FIG. 1 is a block diagram showing a motion vector detection device of an embodiment.

FIG. 2 is a block diagram showing a prefilter of a conventional motion vector detection device.

FIG. 3 is an explanatory diagram of a conventional defect.

[Explanation of symbols]

10, 11; Field memory, 12, 13, 14; Line memory, 15-20; Coefficient multiplication unit, 21A; Coefficient output unit, 22; Adder unit, 23; Two-dimensional low-pass filter,
24: time axis filter, 30: motion vector detection circuit,
31: coefficient switching unit, 32: moving image / still image determination unit.

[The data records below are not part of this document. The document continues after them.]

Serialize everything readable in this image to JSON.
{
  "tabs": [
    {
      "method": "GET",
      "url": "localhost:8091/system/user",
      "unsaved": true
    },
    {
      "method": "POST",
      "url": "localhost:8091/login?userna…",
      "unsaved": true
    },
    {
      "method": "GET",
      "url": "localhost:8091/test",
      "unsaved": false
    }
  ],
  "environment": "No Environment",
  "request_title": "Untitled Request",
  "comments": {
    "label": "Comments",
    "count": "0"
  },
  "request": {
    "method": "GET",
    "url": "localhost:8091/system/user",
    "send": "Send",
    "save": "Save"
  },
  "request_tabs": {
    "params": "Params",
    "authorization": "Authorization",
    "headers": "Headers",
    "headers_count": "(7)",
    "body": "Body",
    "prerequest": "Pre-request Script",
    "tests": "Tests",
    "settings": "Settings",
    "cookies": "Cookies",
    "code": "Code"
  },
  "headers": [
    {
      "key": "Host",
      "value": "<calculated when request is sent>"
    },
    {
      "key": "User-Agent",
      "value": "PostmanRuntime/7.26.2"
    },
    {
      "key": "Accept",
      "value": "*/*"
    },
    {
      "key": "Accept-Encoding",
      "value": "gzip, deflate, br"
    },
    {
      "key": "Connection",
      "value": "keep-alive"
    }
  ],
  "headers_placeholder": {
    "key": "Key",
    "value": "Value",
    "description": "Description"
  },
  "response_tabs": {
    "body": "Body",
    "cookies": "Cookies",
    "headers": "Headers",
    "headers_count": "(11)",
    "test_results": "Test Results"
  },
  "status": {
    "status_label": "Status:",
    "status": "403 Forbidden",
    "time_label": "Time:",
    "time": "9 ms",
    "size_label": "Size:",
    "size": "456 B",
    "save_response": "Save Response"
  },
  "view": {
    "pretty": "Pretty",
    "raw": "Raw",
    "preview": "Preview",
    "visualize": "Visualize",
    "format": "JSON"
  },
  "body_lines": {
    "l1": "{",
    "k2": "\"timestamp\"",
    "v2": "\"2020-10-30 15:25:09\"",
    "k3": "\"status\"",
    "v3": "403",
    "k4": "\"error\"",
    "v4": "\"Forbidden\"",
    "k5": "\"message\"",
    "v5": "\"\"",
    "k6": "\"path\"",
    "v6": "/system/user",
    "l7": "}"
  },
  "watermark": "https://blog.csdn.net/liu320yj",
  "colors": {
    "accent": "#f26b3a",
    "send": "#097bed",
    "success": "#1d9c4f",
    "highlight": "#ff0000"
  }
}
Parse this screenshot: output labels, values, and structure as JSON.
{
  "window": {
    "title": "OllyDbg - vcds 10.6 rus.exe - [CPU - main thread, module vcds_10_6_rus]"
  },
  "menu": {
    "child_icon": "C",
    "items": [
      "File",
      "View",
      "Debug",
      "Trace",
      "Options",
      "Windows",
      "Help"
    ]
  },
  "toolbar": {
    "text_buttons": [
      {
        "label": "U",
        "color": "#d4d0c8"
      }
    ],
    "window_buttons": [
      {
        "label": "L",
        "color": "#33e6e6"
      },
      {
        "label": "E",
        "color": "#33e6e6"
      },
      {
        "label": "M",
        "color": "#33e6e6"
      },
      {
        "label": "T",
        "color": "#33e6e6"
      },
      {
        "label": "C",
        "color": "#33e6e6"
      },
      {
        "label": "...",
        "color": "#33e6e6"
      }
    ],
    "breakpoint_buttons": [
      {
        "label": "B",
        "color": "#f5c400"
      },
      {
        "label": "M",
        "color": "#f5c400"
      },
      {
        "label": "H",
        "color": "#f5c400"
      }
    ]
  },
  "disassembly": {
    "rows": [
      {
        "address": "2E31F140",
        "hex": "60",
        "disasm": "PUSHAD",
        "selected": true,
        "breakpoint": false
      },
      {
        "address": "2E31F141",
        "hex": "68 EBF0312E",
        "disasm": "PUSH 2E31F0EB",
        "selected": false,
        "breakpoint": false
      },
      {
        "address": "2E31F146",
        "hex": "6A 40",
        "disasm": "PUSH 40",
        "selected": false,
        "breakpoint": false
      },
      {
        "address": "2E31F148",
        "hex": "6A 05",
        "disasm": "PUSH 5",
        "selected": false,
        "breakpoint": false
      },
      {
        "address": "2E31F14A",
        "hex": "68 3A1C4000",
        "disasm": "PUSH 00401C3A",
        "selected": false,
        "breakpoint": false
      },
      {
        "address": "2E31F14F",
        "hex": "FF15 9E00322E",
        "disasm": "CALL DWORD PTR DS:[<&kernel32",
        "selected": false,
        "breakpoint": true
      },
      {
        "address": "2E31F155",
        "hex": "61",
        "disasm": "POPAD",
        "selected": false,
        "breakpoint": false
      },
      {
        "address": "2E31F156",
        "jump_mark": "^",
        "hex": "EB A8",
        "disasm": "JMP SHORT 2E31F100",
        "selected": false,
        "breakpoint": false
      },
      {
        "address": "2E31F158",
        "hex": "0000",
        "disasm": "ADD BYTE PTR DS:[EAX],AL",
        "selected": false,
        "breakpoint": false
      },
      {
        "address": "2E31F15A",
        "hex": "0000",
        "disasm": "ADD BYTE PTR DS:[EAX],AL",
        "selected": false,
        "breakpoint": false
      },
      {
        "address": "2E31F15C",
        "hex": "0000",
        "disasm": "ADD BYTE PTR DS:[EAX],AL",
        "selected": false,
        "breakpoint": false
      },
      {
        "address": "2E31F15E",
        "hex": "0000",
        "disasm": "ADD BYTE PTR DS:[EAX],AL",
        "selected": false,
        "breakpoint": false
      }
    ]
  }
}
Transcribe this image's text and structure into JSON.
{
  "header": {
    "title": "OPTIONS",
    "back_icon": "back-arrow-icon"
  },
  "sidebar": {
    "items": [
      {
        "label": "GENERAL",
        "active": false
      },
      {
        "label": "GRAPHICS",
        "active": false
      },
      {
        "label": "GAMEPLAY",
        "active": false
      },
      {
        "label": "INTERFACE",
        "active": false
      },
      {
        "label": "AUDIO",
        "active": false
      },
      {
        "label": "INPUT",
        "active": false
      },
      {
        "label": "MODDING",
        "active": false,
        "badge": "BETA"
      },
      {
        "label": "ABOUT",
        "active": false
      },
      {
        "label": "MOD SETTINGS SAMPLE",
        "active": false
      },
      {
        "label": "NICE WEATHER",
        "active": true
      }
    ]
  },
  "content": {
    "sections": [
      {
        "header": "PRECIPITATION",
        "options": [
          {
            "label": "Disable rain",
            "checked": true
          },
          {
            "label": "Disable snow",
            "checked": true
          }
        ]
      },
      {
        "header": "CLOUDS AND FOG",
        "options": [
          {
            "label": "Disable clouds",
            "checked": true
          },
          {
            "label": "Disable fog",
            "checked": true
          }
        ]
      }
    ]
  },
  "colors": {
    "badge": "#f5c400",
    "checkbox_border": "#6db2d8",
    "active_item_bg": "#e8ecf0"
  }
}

─────────────────────────────────────────────────── ─── Continuation of the front page (51) Int.Cl. ⁶ Identification code Internal reference number FI technical display location // H04N 7/32

Claims (3)

[Claims] 1. A time axis filter for weighting and adding a plurality of pixel data that are successively arranged on a time axis of an input digital image signal, and a two-dimensional low-pass filter are provided to smooth changes in the input digital image signal. The image filter according to claim 1, further comprising a coefficient changing unit that changes a weighting coefficient of the time axis filter according to a determination signal of a moving image / still image region regarding an input digital image signal. 2. The image filter according to claim 1, wherein the time-axis filter delays the input digital image signal in units of fields to extract a plurality of pixel data that are consecutive in time. An image filter having means for weighting and adding a plurality of different pixel data in field units. 3. A motion vector detection device comprising a motion vector detection circuit and a pre-filter that is provided in the preceding stage thereof to smooth the change of the input digital image signal, wherein the pre-filter is used as the pre-filter. Alternatively, a motion vector detection device characterized by applying the image filter described in 2.